I'd also do a Google search, as there are many many more choices out there.
Be sure to check the licenses of anything you decide to use.
Last, why not just use the fonts on the system itself? If it's a Windows application, then the user should have Arial Unicode installed. (Or is this what you mean by, 'does not support Font Linking'?)
ThanatosThanatosFound this question when I was looking for info about the distributability of the Android CJK fonts.
Assuming the answer there is correct about the licensing terms, then I think the Droid fonts might be a good answer for this question.
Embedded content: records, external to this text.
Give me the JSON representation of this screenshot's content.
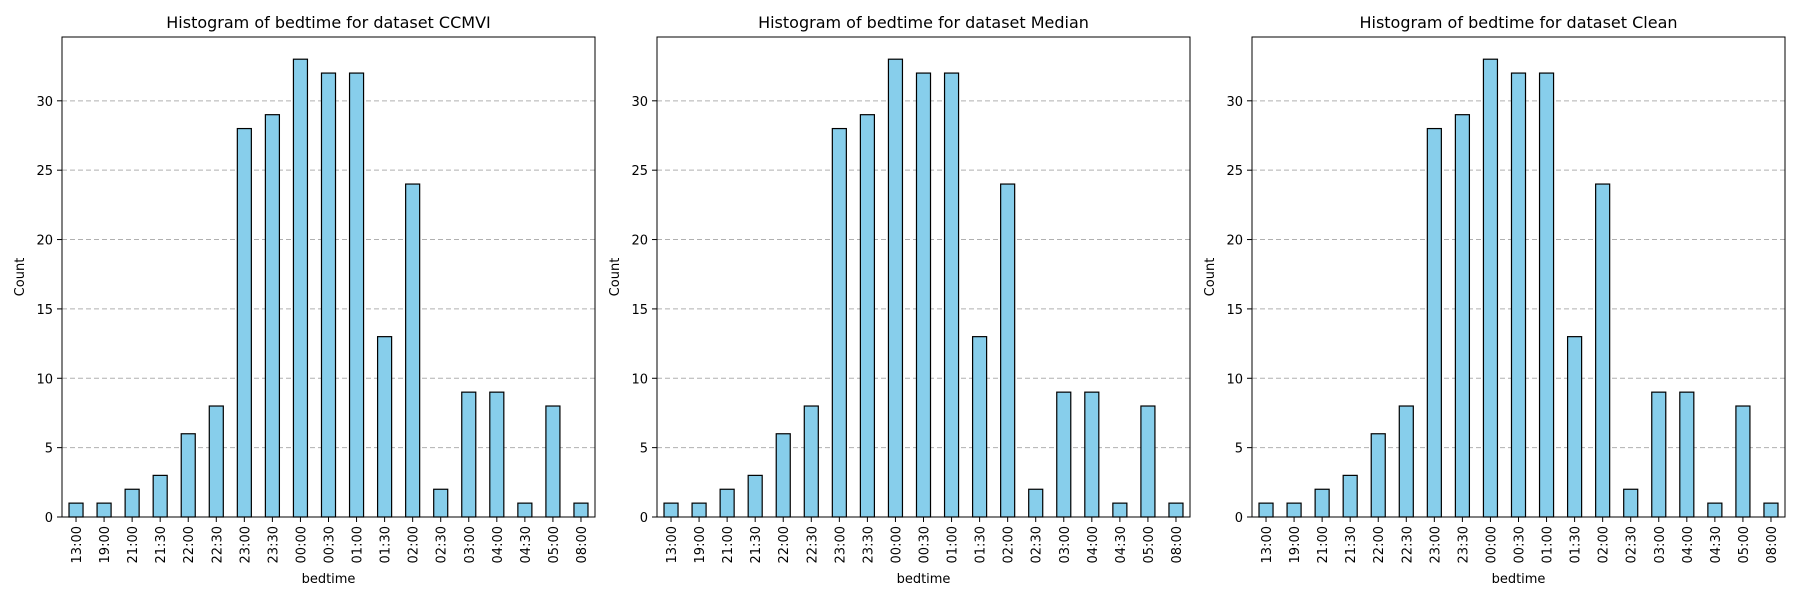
{
  "chart_data": [
    {
      "type": "bar",
      "title": "Histogram of bedtime for dataset CCMVI",
      "xlabel": "bedtime",
      "ylabel": "Count",
      "ylim": [
        0,
        34.6
      ],
      "yticks": [
        0,
        5,
        10,
        15,
        20,
        25,
        30
      ],
      "grid": "y-dashed",
      "categories": [
        "13:00",
        "19:00",
        "21:00",
        "21:30",
        "22:00",
        "22:30",
        "23:00",
        "23:30",
        "00:00",
        "00:30",
        "01:00",
        "01:30",
        "02:00",
        "02:30",
        "03:00",
        "04:00",
        "04:30",
        "05:00",
        "08:00"
      ],
      "values": [
        1,
        1,
        2,
        3,
        6,
        8,
        28,
        29,
        33,
        32,
        32,
        13,
        24,
        2,
        9,
        9,
        1,
        8,
        1
      ],
      "bar_color": "#87ceeb",
      "edge_color": "#000000"
    },
    {
      "type": "bar",
      "title": "Histogram of bedtime for dataset Median",
      "xlabel": "bedtime",
      "ylabel": "Count",
      "ylim": [
        0,
        34.6
      ],
      "yticks": [
        0,
        5,
        10,
        15,
        20,
        25,
        30
      ],
      "grid": "y-dashed",
      "categories": [
        "13:00",
        "19:00",
        "21:00",
        "21:30",
        "22:00",
        "22:30",
        "23:00",
        "23:30",
        "00:00",
        "00:30",
        "01:00",
        "01:30",
        "02:00",
        "02:30",
        "03:00",
        "04:00",
        "04:30",
        "05:00",
        "08:00"
      ],
      "values": [
        1,
        1,
        2,
        3,
        6,
        8,
        28,
        29,
        33,
        32,
        32,
        13,
        24,
        2,
        9,
        9,
        1,
        8,
        1
      ],
      "bar_color": "#87ceeb",
      "edge_color": "#000000"
    },
    {
      "type": "bar",
      "title": "Histogram of bedtime for dataset Clean",
      "xlabel": "bedtime",
      "ylabel": "Count",
      "ylim": [
        0,
        34.6
      ],
      "yticks": [
        0,
        5,
        10,
        15,
        20,
        25,
        30
      ],
      "grid": "y-dashed",
      "categories": [
        "13:00",
        "19:00",
        "21:00",
        "21:30",
        "22:00",
        "22:30",
        "23:00",
        "23:30",
        "00:00",
        "00:30",
        "01:00",
        "01:30",
        "02:00",
        "02:30",
        "03:00",
        "04:00",
        "04:30",
        "05:00",
        "08:00"
      ],
      "values": [
        1,
        1,
        2,
        3,
        6,
        8,
        28,
        29,
        33,
        32,
        32,
        13,
        24,
        2,
        9,
        9,
        1,
        8,
        1
      ],
      "bar_color": "#87ceeb",
      "edge_color": "#000000"
    }
  ]
}
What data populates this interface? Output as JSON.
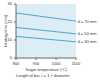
{
  "chart_data": {
    "type": "line",
    "x_label": "Target temperature (°C)",
    "y_label": "Heating time (min)",
    "annotations": [
      "Length of bar, t = 1 × diameter"
    ],
    "x": [
      800,
      900,
      1000,
      1100
    ],
    "xlim": [
      800,
      1100
    ],
    "xticks": [
      800,
      900,
      1000,
      1100
    ],
    "ylim": [
      0,
      30
    ],
    "yticks": [
      0,
      10,
      20,
      30
    ],
    "grid": false,
    "series": [
      {
        "name": "d = 70 mm",
        "color": "#4aa8cf",
        "values": [
          25,
          23.5,
          22,
          20.5
        ]
      },
      {
        "name": "d = 50 mm",
        "color": "#4aa8cf",
        "values": [
          17,
          15.8,
          14.6,
          13.4
        ]
      },
      {
        "name": "d = 30 mm",
        "color": "#4aa8cf",
        "values": [
          12,
          11,
          10,
          9
        ]
      }
    ]
  }
}
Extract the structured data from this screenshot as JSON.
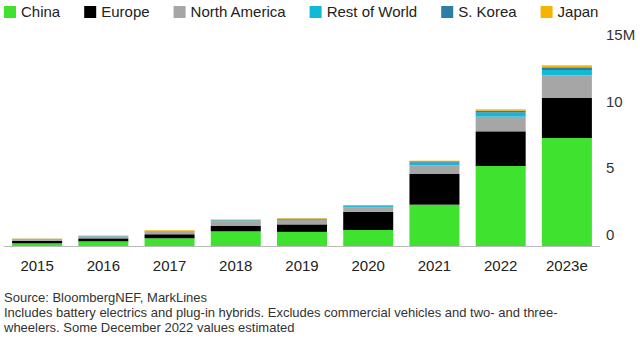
{
  "chart_data": {
    "type": "bar",
    "stacked": true,
    "grid": false,
    "legend": "top",
    "categories": [
      "2015",
      "2016",
      "2017",
      "2018",
      "2019",
      "2020",
      "2021",
      "2022",
      "2023e"
    ],
    "series": [
      {
        "name": "China",
        "color": "#3ee22f",
        "values": [
          0.2,
          0.35,
          0.58,
          1.1,
          1.06,
          1.2,
          3.1,
          6.0,
          8.1
        ]
      },
      {
        "name": "Europe",
        "color": "#000000",
        "values": [
          0.19,
          0.22,
          0.3,
          0.4,
          0.56,
          1.36,
          2.3,
          2.6,
          3.0
        ]
      },
      {
        "name": "North America",
        "color": "#a6a6a6",
        "values": [
          0.12,
          0.16,
          0.2,
          0.36,
          0.33,
          0.33,
          0.65,
          1.1,
          1.7
        ]
      },
      {
        "name": "Rest of World",
        "color": "#12b9d6",
        "values": [
          0.02,
          0.02,
          0.03,
          0.05,
          0.06,
          0.1,
          0.2,
          0.3,
          0.4
        ]
      },
      {
        "name": "S. Korea",
        "color": "#2b7ea6",
        "values": [
          0.01,
          0.01,
          0.02,
          0.03,
          0.04,
          0.05,
          0.1,
          0.15,
          0.2
        ]
      },
      {
        "name": "Japan",
        "color": "#f5b400",
        "values": [
          0.02,
          0.02,
          0.05,
          0.05,
          0.04,
          0.03,
          0.05,
          0.1,
          0.15
        ]
      }
    ],
    "ylim": [
      0,
      15
    ],
    "yticks": [
      0,
      5,
      10,
      {
        "value": 15,
        "label": "15M"
      }
    ],
    "notes": [
      "Source: BloombergNEF, MarkLines",
      "Includes battery electrics and plug-in hybrids. Excludes commercial vehicles and two- and three-",
      "wheelers. Some December 2022 values estimated"
    ]
  }
}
Keep in mind though - there can't ever be a single font that covers all east Asian languages accurately since a lot of code points are shared between the languages, yet speakers of each language write some of them a little differently.
Droid Sans Fallback has an especially broad spread of east Asian codepoints and according this page, appears to use Chinese for the unified code points that clash.
Word Korean Font
In addition, Google is also working on an entire font family called Noto intended to 'support all the world’s languages'. Of course, that's a whole family of fonts, not just a single font.